On March 20 Putin telephoned Syrian President Bashar al-Assad. The Kremlin release confirms it was Putin who initiated the call. “The two presidents discussed the developments in Syria, including in the context of implementing the Russian-Turkish agreements of March 5, 2020, on stabilising the situation in the Idlib zone.” This was an attempt at reassurance for Assad. If Assad asked what Putin intended to do to assure the March 5 terms, Putin’s answer is unclear.

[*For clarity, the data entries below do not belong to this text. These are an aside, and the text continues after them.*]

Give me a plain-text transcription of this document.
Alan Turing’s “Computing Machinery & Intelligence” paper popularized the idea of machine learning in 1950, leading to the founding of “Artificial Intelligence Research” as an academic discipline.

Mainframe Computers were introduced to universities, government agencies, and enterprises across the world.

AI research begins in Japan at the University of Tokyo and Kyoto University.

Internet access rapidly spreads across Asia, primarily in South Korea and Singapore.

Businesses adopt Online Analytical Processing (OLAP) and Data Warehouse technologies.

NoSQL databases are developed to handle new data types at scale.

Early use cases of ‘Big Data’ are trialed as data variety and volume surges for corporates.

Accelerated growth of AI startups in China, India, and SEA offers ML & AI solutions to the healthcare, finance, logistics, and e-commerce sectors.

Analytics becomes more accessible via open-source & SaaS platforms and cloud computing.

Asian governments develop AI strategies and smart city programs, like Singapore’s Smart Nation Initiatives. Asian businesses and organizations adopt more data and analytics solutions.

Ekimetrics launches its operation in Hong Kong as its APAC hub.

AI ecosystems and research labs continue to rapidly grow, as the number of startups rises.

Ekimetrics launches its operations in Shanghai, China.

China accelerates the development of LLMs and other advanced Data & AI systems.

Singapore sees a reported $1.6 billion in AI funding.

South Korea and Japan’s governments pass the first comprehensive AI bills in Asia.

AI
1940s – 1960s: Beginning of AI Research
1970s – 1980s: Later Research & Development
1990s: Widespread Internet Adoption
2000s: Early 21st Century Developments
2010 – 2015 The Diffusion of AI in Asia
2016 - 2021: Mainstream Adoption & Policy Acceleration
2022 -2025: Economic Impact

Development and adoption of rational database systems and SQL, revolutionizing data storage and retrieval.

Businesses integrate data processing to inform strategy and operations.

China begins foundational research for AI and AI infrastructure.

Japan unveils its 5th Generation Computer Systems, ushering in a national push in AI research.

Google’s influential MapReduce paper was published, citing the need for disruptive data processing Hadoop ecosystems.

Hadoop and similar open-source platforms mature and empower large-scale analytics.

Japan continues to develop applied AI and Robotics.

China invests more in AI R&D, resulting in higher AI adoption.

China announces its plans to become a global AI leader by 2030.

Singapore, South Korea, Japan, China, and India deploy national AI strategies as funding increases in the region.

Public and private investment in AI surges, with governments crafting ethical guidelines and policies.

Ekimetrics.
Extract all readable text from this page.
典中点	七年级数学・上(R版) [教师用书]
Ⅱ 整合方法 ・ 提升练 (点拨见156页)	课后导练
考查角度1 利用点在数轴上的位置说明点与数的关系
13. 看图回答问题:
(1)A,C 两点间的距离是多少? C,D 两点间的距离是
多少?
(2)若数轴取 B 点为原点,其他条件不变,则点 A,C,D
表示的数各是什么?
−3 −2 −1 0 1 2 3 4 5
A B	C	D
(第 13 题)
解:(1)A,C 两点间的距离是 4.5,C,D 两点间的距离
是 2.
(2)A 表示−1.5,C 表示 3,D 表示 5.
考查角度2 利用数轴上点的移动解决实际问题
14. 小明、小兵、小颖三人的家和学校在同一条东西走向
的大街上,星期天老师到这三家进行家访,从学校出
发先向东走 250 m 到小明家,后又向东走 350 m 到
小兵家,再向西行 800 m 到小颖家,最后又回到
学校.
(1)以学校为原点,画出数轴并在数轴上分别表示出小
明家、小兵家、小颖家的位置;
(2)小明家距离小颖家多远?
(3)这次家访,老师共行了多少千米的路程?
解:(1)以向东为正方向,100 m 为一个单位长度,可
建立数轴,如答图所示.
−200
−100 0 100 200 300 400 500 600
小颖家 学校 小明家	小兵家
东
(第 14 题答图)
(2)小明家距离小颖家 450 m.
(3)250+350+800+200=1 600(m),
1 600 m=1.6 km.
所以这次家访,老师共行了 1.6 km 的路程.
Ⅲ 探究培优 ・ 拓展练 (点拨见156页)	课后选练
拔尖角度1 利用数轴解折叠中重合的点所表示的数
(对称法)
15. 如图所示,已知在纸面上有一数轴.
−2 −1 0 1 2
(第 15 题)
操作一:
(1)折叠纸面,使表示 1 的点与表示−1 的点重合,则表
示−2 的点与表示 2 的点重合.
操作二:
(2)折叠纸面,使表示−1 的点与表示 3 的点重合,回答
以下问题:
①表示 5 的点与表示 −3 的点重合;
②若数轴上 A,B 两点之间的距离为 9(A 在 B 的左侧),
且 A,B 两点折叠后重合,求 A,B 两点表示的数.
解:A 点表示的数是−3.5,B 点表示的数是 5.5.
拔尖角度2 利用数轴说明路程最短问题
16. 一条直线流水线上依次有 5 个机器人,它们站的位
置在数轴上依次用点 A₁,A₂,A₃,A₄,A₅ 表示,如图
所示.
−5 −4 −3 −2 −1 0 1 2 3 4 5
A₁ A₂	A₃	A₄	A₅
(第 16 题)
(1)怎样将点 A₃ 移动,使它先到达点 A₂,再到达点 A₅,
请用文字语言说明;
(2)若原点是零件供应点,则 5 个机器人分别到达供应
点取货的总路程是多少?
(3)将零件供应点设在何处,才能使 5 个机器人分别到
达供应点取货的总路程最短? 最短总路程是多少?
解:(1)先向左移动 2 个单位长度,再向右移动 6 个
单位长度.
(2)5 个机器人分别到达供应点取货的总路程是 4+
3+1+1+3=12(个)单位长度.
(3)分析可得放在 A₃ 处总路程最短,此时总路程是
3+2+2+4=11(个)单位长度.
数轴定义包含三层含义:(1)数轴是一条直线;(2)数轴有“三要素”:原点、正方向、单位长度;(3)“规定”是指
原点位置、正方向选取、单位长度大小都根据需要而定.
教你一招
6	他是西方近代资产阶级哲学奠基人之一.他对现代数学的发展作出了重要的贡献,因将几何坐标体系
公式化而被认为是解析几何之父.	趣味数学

The Defence Ministry’s assessment is certain —  Erdogan and his men are breaking the March 5 agreement. “All this together,” reported Krutikov, “shows that, unfortunately, the current truce may not last until mid-April. Already [before March 19] there were enough signs of such a negative scenario. But now it is in focus very clearly.” That said, what the Russians have decided to do about it is not just uncertain. It has not been decided,  yet.